Ein Hemd für jede Gelegenheit

Herrenhemden variieren nicht so sehr nach Schnitt, sonder mehr nach der Kragenform. Einige dieser Varianten werden durch Kragenstäbchen verstärkt. Die häufigste Form in der heutigen Männermode ist der Klapp- oder Umlegekragen. Hemden, die mit Krawatte getragen werden, haben üblicherweise einen Tabkragen, eine weiche Kragenform ohne Kragenstäbchen für mehr Tragekomfort.

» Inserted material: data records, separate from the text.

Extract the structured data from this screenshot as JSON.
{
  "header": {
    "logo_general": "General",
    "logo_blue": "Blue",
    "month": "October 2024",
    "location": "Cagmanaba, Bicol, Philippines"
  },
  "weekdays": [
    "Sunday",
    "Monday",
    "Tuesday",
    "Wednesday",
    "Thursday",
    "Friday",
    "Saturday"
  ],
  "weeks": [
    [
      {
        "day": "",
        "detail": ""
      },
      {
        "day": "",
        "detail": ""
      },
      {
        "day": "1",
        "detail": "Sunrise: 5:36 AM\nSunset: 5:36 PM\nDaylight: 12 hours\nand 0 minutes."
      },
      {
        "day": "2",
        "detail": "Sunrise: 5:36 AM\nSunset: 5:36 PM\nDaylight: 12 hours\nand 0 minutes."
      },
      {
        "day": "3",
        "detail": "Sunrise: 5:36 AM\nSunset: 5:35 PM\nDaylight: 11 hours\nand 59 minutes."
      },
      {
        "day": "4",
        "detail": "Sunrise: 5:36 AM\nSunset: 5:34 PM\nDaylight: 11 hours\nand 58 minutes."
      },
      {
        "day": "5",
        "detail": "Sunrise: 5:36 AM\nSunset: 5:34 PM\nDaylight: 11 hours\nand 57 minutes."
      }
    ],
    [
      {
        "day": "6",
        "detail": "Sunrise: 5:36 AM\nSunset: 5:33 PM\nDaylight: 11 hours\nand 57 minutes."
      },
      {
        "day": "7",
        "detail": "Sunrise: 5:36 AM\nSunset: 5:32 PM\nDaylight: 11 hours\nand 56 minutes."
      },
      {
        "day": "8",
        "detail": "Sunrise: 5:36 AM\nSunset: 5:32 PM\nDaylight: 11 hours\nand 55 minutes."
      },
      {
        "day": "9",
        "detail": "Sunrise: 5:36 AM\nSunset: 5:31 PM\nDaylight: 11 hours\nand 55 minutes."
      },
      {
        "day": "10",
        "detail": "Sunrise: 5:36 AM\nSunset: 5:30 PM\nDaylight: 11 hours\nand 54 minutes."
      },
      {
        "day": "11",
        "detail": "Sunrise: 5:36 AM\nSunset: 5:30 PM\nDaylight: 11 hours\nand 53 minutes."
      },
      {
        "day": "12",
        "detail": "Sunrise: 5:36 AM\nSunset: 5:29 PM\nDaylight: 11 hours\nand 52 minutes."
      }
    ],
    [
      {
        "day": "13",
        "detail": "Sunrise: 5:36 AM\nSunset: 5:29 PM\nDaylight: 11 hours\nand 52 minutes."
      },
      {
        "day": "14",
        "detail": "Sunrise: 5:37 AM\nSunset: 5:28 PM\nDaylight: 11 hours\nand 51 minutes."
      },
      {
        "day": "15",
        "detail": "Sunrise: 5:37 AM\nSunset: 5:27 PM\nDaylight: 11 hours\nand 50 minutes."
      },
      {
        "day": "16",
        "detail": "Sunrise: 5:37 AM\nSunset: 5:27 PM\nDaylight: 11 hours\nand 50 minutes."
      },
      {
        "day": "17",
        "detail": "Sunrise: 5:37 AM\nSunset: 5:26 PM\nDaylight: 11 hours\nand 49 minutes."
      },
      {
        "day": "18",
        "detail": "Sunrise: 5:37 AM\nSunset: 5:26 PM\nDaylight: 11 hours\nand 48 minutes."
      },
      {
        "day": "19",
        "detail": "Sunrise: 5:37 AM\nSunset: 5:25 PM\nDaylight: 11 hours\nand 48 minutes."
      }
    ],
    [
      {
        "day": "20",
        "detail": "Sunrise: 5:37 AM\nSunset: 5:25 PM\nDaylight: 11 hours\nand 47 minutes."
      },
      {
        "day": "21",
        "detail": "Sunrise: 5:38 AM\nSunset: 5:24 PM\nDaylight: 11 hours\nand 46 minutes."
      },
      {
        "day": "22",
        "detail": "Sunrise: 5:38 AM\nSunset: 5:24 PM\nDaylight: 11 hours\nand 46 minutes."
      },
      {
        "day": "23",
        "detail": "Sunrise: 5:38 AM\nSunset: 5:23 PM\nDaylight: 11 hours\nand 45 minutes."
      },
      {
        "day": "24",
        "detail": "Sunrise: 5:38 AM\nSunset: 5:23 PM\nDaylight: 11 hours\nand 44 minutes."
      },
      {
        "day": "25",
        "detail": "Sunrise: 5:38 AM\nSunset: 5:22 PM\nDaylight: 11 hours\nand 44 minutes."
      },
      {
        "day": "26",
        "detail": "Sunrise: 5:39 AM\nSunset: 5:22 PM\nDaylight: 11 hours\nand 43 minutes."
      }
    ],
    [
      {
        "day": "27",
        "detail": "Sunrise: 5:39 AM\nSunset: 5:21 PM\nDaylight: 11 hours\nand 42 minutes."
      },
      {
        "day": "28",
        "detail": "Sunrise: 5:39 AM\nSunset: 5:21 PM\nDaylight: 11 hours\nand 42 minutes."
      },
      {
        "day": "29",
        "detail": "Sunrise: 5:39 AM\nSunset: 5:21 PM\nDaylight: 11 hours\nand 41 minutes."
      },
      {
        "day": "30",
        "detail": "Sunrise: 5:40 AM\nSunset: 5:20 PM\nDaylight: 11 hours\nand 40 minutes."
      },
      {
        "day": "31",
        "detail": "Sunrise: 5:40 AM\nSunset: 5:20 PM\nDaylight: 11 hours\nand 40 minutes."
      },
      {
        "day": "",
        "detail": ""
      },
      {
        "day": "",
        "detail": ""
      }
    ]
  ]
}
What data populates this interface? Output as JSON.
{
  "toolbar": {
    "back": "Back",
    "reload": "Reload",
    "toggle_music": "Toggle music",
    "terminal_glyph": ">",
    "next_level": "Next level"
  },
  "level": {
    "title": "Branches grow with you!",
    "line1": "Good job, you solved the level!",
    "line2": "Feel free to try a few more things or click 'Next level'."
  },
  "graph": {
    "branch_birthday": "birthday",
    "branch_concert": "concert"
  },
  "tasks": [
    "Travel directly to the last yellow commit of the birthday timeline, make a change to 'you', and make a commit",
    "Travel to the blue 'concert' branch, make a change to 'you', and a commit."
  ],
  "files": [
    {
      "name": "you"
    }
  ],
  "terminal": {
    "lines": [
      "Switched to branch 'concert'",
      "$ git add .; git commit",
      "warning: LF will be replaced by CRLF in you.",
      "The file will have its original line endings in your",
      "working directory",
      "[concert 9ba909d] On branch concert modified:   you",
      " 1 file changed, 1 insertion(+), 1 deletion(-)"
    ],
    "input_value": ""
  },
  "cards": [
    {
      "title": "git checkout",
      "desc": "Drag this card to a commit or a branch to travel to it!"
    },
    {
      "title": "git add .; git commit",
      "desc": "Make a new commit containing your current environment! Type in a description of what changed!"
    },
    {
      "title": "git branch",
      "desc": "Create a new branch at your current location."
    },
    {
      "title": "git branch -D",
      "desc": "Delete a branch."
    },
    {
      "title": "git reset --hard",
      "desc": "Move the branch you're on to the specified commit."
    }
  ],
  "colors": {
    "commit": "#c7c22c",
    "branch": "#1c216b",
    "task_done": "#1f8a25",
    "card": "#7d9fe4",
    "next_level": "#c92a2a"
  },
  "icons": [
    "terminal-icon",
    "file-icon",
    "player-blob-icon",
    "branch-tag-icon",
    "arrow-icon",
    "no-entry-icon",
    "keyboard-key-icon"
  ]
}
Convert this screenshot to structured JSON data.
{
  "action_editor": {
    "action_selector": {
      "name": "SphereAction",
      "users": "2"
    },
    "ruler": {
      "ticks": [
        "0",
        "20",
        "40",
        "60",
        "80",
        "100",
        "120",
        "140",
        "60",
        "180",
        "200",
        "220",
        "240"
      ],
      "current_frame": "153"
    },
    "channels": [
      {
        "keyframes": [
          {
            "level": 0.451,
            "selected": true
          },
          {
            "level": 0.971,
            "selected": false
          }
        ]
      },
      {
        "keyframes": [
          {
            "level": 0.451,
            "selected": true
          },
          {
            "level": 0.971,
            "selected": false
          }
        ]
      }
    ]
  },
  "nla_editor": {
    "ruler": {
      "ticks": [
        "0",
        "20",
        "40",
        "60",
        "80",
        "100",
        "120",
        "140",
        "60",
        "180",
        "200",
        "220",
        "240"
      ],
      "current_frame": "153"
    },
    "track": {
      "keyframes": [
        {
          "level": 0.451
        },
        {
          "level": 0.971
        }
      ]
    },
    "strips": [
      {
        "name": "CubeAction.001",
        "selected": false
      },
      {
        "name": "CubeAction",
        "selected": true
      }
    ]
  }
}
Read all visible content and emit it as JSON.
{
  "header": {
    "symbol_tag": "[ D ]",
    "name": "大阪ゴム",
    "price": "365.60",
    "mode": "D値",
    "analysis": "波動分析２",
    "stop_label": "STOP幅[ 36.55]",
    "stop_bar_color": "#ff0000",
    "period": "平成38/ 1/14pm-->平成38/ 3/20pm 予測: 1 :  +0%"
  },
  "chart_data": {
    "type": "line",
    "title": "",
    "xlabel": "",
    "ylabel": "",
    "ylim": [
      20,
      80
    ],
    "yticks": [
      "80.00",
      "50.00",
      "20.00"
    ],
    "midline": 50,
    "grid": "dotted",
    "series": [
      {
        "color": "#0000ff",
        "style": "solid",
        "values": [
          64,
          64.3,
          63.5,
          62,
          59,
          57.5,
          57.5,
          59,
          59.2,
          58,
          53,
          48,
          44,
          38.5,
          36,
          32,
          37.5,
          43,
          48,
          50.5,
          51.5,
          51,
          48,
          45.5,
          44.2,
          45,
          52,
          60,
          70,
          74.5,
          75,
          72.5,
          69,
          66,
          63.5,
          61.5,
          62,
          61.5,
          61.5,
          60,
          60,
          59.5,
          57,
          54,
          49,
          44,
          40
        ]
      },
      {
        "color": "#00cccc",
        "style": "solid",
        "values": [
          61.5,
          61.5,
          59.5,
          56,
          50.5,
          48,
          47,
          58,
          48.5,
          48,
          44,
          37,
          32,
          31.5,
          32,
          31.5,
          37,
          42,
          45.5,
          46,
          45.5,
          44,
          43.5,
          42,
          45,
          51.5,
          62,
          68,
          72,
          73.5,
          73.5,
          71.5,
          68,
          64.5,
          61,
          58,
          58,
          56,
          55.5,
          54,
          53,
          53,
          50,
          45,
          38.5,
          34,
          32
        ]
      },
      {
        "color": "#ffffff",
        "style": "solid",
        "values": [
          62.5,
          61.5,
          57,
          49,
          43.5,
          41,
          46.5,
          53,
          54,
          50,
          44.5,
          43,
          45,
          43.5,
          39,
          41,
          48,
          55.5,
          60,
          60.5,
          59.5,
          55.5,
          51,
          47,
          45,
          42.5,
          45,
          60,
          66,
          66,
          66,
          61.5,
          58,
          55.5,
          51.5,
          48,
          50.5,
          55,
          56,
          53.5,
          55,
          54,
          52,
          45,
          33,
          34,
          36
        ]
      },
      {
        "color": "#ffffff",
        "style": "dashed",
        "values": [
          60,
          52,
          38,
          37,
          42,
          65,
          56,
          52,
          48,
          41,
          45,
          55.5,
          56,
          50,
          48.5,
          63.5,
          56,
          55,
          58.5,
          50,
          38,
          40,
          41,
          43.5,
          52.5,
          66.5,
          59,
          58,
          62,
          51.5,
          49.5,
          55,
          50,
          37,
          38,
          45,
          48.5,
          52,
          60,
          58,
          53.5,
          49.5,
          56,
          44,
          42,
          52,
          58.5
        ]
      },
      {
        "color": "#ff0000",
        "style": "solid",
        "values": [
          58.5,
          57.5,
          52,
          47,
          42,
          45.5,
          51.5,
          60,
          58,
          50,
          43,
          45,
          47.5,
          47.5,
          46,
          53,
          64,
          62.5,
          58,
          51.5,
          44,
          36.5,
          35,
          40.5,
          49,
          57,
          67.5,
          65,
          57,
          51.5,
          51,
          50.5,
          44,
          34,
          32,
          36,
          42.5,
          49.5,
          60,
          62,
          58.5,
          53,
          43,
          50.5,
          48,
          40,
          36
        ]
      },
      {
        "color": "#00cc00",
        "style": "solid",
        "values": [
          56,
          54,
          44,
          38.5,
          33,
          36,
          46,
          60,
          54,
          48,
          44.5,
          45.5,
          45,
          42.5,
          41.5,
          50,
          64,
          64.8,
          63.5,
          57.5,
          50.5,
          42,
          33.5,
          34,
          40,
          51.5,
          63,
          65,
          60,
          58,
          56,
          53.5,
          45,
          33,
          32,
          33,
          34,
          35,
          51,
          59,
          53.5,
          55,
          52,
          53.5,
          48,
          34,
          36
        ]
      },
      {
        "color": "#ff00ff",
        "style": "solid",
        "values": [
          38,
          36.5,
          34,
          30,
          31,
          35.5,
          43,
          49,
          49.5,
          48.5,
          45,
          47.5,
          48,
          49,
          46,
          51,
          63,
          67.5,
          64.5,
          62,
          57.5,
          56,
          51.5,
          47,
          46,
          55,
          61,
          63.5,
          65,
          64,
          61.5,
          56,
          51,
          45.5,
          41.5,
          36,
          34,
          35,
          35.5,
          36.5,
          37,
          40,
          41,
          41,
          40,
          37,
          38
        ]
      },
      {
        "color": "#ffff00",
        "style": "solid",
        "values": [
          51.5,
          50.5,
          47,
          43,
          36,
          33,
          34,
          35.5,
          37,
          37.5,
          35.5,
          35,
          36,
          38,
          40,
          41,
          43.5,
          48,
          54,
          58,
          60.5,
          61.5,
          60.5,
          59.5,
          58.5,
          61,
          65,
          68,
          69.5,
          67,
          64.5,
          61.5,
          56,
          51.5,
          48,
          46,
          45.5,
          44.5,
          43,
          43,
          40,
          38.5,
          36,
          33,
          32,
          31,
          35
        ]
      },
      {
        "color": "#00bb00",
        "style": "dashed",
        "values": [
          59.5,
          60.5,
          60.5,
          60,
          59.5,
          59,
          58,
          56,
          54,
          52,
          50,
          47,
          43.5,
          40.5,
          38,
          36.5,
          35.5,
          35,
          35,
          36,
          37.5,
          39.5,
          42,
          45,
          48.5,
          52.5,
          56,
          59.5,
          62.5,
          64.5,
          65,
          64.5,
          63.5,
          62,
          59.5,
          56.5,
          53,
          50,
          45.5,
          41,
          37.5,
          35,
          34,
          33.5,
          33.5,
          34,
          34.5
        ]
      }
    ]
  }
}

Unabhängig davon, ob Sie also nur nach einer bequemen Wochenendvariante suchen oder aber im Arbeitsleben gerne Hemd tragen, es gibt heutzutage für jeden Geschmack und jede Passform das richtige Stück. An kalten Wintertagen können Sie Ihr Outfit mit einem Pullover oder einem Herren Pullunder kombinieren. Für den Arbeitsalltag haben Sie die Auswahl eines Anzuges oder eines Sakkos. Die sportliche Variante in Kombination mit einer Herren Jeans oder aber für einen festlichen Anlass mit Schlips und Krawatte, die Auswahl ist groß. Auch das Farbenspektrum für den Mann hat sich erweitert. Schrille oder dezente Töne, kariert oder gestreift, mit einem bunten Muster versehen oder einfach nur einfarbig: Sie haben die Wahl. Relativ neu und äußerst praktisch sind die so genannten bügelfreien Hemden. Diese Textilart wurde entwickelt, um den Bügelprozess zu vereinfachen und das Textil nach der Wäsche nicht ganz so verknittert aussehen lässt. Kombinieren Sie Ihre elegante Herrenbekleidung doch mit einer Krawatte oder etwa mit einem Einstecktuch. Ein Schal für die kalte Jahreszeit oder wertvolle Manschettenknöpfe vollenden Ihr Outfit, egal ob mit Anzug oder einer Weste.

Geschichtliches
Das Kleidungsstück ist ursprünglich entstanden, um den Oberkörper komplett zu verdecken. Schon um etwa 925 v. Chr. nutzten Hebräerinnen ein Hemd, um ihren Körper mit einem weißen Leinenhemd zu bedecken. Andere Völker wechselten sich mit dem Hemdentragen ab, und sowohl Damen als auch Herren verwendeten es sowohl als Unter- oder Oberkleid. Seit dem 16. Jahrhundert wird das Herrenkleid nur noch als Tagesgewand gebraucht. Trug man im 19. und 20. Jahrhundert formelle Herrenbekleidung, war der angeknöpfte Stehkragen ein Muss. Mit dem Patent im Jahre 1871, wurde schließlich die durchgehende Knopfleiste eingeführt, und das Hemd musste nicht mehr über den Kopf angezogen werden.